Ribadelago volverá a alzar la voz el próximo sábado 8 de agosto para reclamar el respeto y la atención que, según denuncian sus vecinos, merece un municipio "marcado por la historia y olvidado por las administraciones". La manifestación partirá a las 19.30 horas desde La Moral, en Ribadelago Viejo, y concluirá en Ribadelago Nuevo, con el objetivo de visibilizar años de reivindicaciones relacionadas con los servicios públicos, la conservación del patrimonio y la prevención de incendios.
Los convocantes aseguran que la movilización pretende trasladar un mensaje "firme, sereno y constructivo" a las distintas administraciones para que adopten medidas que permitan garantizar unas condiciones de vida dignas en ambos núcleos de población y proteger un patrimonio que consideran parte esencial de la memoria colectiva.
Entre las principales reclamaciones figura la reparación urgente del camino público de La Retuerta, que comunica Ribadelago Viejo con Ribadelago Nuevo. Los vecinos denuncian que el deterioro del firme, con numerosos socavones y baches, dificulta el tránsito tanto de los residentes como de los visitantes.
Otra de las preocupaciones que centran la protesta es la situación del abastecimiento de agua en Ribadelago Nuevo.

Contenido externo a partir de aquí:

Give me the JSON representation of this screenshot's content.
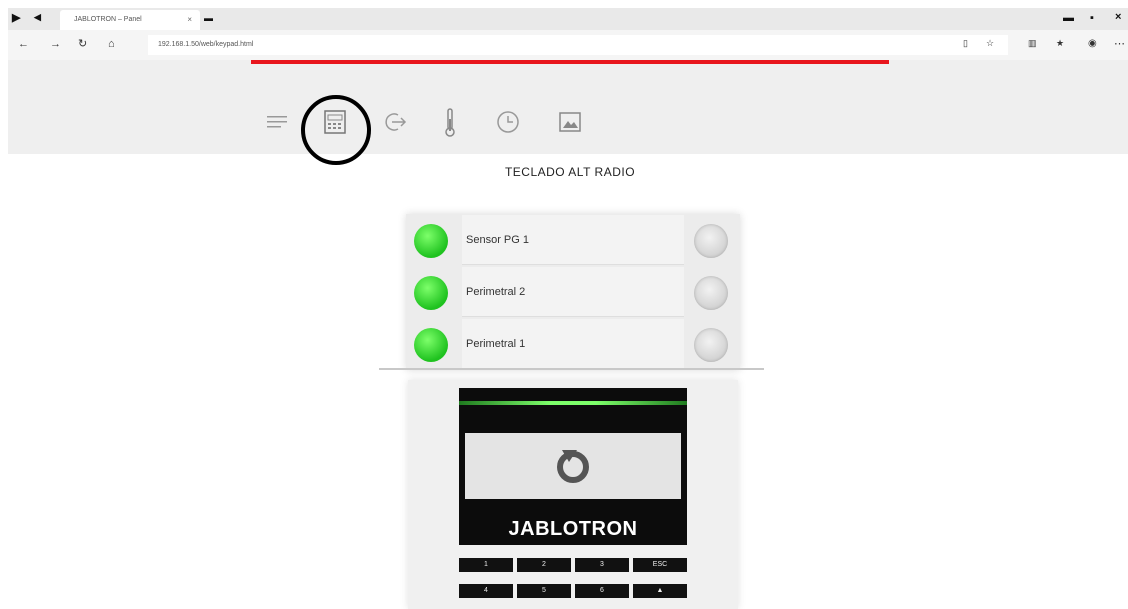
{
  "browser": {
    "tab_title": "JABLOTRON – Panel",
    "tab_close": "×",
    "new_tab": "▬",
    "address": "192.168.1.50/web/keypad.html",
    "window_minimize": "▬",
    "window_restore": "▪",
    "window_close": "×"
  },
  "toolbar": {
    "icons": [
      "menu-icon",
      "keypad-icon",
      "logout-icon",
      "thermometer-icon",
      "clock-icon",
      "image-icon"
    ]
  },
  "page": {
    "title": "TECLADO ALT RADIO"
  },
  "segments": [
    {
      "label": "Sensor PG 1",
      "led": "green"
    },
    {
      "label": "Perimetral 2",
      "led": "green"
    },
    {
      "label": "Perimetral 1",
      "led": "green"
    }
  ],
  "keypad": {
    "brand": "JABLOTRON",
    "keys_row1": [
      "1",
      "2",
      "3",
      "ESC"
    ],
    "keys_row2": [
      "4",
      "5",
      "6",
      "▲"
    ]
  },
  "colors": {
    "progress": "#e8161d",
    "led_on": "#2fd02f"
  }
}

Los vecinos reclaman garantías claras sobre la potabilidad del suministro y muestran su inquietud por una cuestión que, aseguran, continúa generando incertidumbre pese al coste que supone este servicio.
La convocatoria también pone el foco en la falta de limpieza y mantenimiento de los espacios públicos, una situación que consideran incompatible con una localidad enclavada en uno de los espacios naturales más emblemáticos de Castilla y León y con un importante potencial turístico.

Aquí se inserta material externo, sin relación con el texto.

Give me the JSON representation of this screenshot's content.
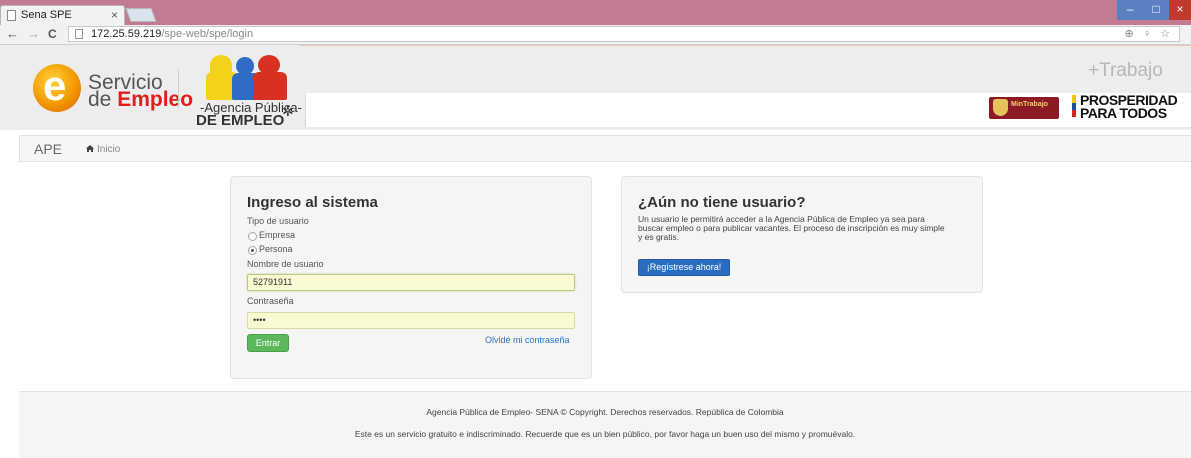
{
  "browser": {
    "tab_title": "Sena SPE",
    "tab_close": "×",
    "url_host": "172.25.59.219",
    "url_path": "/spe-web/spe/login",
    "url_right_icons": "⊕ ♀ ☆",
    "back": "←",
    "forward": "→",
    "reload": "C",
    "win_min": "–",
    "win_max": "□",
    "win_close": "×"
  },
  "header": {
    "logo_text_1": "Servicio",
    "logo_text_2a": "de ",
    "logo_text_2b": "Empleo",
    "logo_letter": "e",
    "agencia_line_1": "-Agencia Pública-",
    "agencia_line_2": "DE EMPLEO",
    "trabajo": "+Trabajo",
    "mintrabajo": "MinTrabajo",
    "prosperidad_1": "PROSPERIDAD",
    "prosperidad_2": "PARA TODOS"
  },
  "breadcrumb": {
    "brand": "APE",
    "home": "Inicio"
  },
  "login": {
    "title": "Ingreso al sistema",
    "user_type_label": "Tipo de usuario",
    "option_empresa": "Empresa",
    "option_persona": "Persona",
    "selected": "Persona",
    "username_label": "Nombre de usuario",
    "username_value": "52791911",
    "password_label": "Contraseña",
    "password_value": "••••",
    "submit_label": "Entrar",
    "forgot_label": "Olvidé mi contraseña"
  },
  "register": {
    "title": "¿Aún no tiene usuario?",
    "line_1": "Un usuario le permitirá acceder a la Agencia Pública de Empleo ya sea para",
    "line_2": "buscar empleo o para publicar vacantes. El proceso de inscripción es muy simple",
    "line_3": "y es gratis.",
    "button_label": "¡Regístrese ahora!"
  },
  "footer": {
    "line_1": "Agencia Pública de Empleo- SENA © Copyright. Derechos reservados. República de Colombia",
    "line_2": "Este es un servicio gratuito e indiscriminado. Recuerde que es un bien público, por favor haga un buen uso del mismo y promuévalo."
  },
  "colors": {
    "titlebar": "#c27c92",
    "accent_green": "#5cb85c",
    "accent_blue": "#2a6cc0",
    "link": "#2a74c4",
    "brand_red": "#e31d1d"
  }
}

A estas demandas se suman problemas relacionados con las telecomunicaciones. Los residentes denuncian las dificultades para recibir correctamente todos los canales de televisión y varias emisoras de radio, así como la ausencia de fibra óptica en Ribadelago Viejo, una carencia que, afirman, mantiene aislado digitalmente al núcleo histórico.

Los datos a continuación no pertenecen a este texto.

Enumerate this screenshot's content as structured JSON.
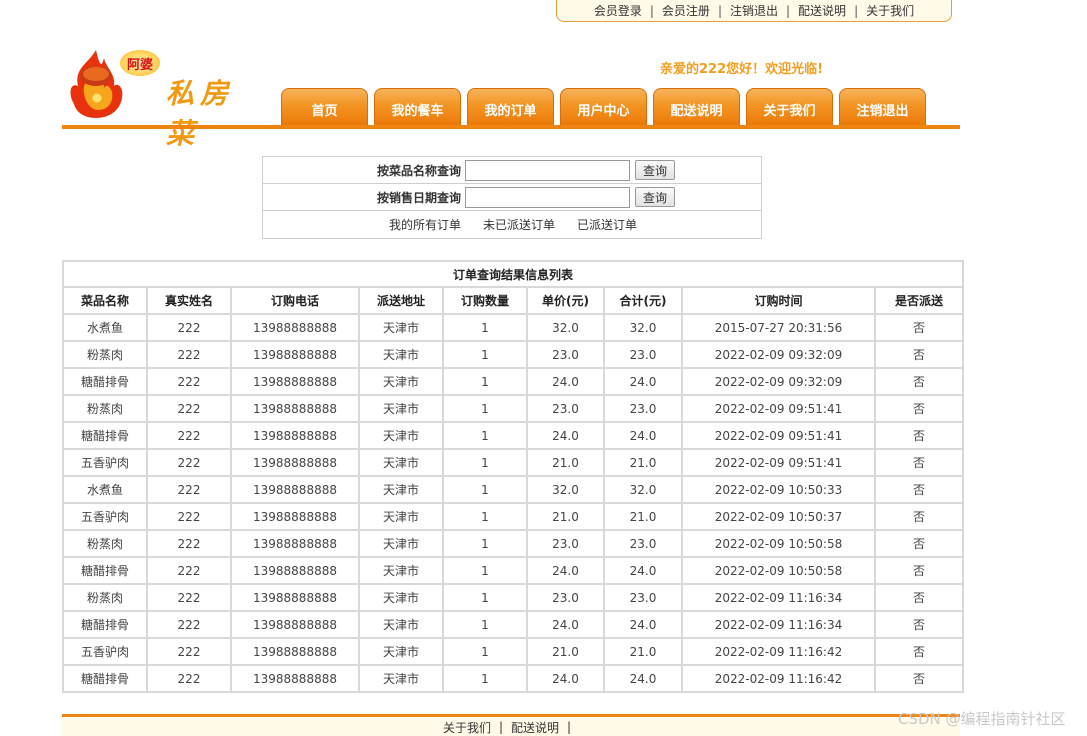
{
  "top_links": [
    "会员登录",
    "会员注册",
    "注销退出",
    "配送说明",
    "关于我们"
  ],
  "logo": {
    "badge_text": "阿婆",
    "brand_text": "私房菜"
  },
  "welcome": "亲爱的222您好！欢迎光临!",
  "nav": [
    "首页",
    "我的餐车",
    "我的订单",
    "用户中心",
    "配送说明",
    "关于我们",
    "注销退出"
  ],
  "search": {
    "name_label": "按菜品名称查询",
    "name_value": "",
    "date_label": "按销售日期查询",
    "date_value": "",
    "query_button": "查询",
    "links": [
      "我的所有订单",
      "未已派送订单",
      "已派送订单"
    ]
  },
  "results": {
    "caption": "订单查询结果信息列表",
    "columns": [
      "菜品名称",
      "真实姓名",
      "订购电话",
      "派送地址",
      "订购数量",
      "单价(元)",
      "合计(元)",
      "订购时间",
      "是否派送"
    ],
    "rows": [
      [
        "水煮鱼",
        "222",
        "13988888888",
        "天津市",
        "1",
        "32.0",
        "32.0",
        "2015-07-27 20:31:56",
        "否"
      ],
      [
        "粉蒸肉",
        "222",
        "13988888888",
        "天津市",
        "1",
        "23.0",
        "23.0",
        "2022-02-09 09:32:09",
        "否"
      ],
      [
        "糖醋排骨",
        "222",
        "13988888888",
        "天津市",
        "1",
        "24.0",
        "24.0",
        "2022-02-09 09:32:09",
        "否"
      ],
      [
        "粉蒸肉",
        "222",
        "13988888888",
        "天津市",
        "1",
        "23.0",
        "23.0",
        "2022-02-09 09:51:41",
        "否"
      ],
      [
        "糖醋排骨",
        "222",
        "13988888888",
        "天津市",
        "1",
        "24.0",
        "24.0",
        "2022-02-09 09:51:41",
        "否"
      ],
      [
        "五香驴肉",
        "222",
        "13988888888",
        "天津市",
        "1",
        "21.0",
        "21.0",
        "2022-02-09 09:51:41",
        "否"
      ],
      [
        "水煮鱼",
        "222",
        "13988888888",
        "天津市",
        "1",
        "32.0",
        "32.0",
        "2022-02-09 10:50:33",
        "否"
      ],
      [
        "五香驴肉",
        "222",
        "13988888888",
        "天津市",
        "1",
        "21.0",
        "21.0",
        "2022-02-09 10:50:37",
        "否"
      ],
      [
        "粉蒸肉",
        "222",
        "13988888888",
        "天津市",
        "1",
        "23.0",
        "23.0",
        "2022-02-09 10:50:58",
        "否"
      ],
      [
        "糖醋排骨",
        "222",
        "13988888888",
        "天津市",
        "1",
        "24.0",
        "24.0",
        "2022-02-09 10:50:58",
        "否"
      ],
      [
        "粉蒸肉",
        "222",
        "13988888888",
        "天津市",
        "1",
        "23.0",
        "23.0",
        "2022-02-09 11:16:34",
        "否"
      ],
      [
        "糖醋排骨",
        "222",
        "13988888888",
        "天津市",
        "1",
        "24.0",
        "24.0",
        "2022-02-09 11:16:34",
        "否"
      ],
      [
        "五香驴肉",
        "222",
        "13988888888",
        "天津市",
        "1",
        "21.0",
        "21.0",
        "2022-02-09 11:16:42",
        "否"
      ],
      [
        "糖醋排骨",
        "222",
        "13988888888",
        "天津市",
        "1",
        "24.0",
        "24.0",
        "2022-02-09 11:16:42",
        "否"
      ]
    ]
  },
  "footer_links": [
    "关于我们",
    "配送说明"
  ],
  "watermark": "CSDN @编程指南针社区",
  "colors": {
    "accent": "#f08410",
    "welcome": "#f0a020",
    "tab": "#f39423"
  },
  "icons": {
    "logo": "flame-logo-icon"
  }
}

Uno de los aspectos que más preocupa a la plataforma convocante es el estado de Ribadelago Viejo, escenario de la tragedia de 1959 y considerado un lugar de enorme valor histórico y simbólico. Los vecinos defienden que este espacio debe convertirse en un verdadero lugar de memoria, limpio, cuidado y respetado, donde las generaciones presentes y futuras puedan conocer la historia del municipio.
Asimismo, recuerdan que, pese a encontrarse en el corazón del Parque Natural del Lago de Sanabria y formar parte de un Bien de Interés Cultural (BIC), el pueblo no recibe, según denuncian, el respaldo institucional necesario para garantizar su conservación, puesta en valor y promoción.
La prevención de incendios forestales también ocupa un lugar destacado entre las reivindicaciones. Tras los graves fuegos registrados el pasado año, los vecinos consideran imprescindible mantener limpios y desbrozados los alrededores del municipio para reducir el riesgo de que una situación similar vuelva a poner en peligro a Ribadelago.
Los organizadores subrayan que las demandas planteadas no responden a peticiones excepcionales, sino a derechos básicos que cualquier ciudadano debería disfrutar con independencia del lugar en el que resida. Entre ellos citan infraestructuras seguras, agua con todas las garantías sanitarias, servicios públicos de calidad, acceso a las telecomunicaciones, limpieza, protección del patrimonio y una adecuada política de prevención de incendios.
La movilización se desarrollará bajo el lema "La tragedia pasó. El abandono continúa. Por un futuro digno para Ribadelago", con el que los vecinos hacen un llamamiento a todas las administraciones para que conviertan sus compromisos en actuaciones concretas y sitúen a Ribadelago entre sus prioridades.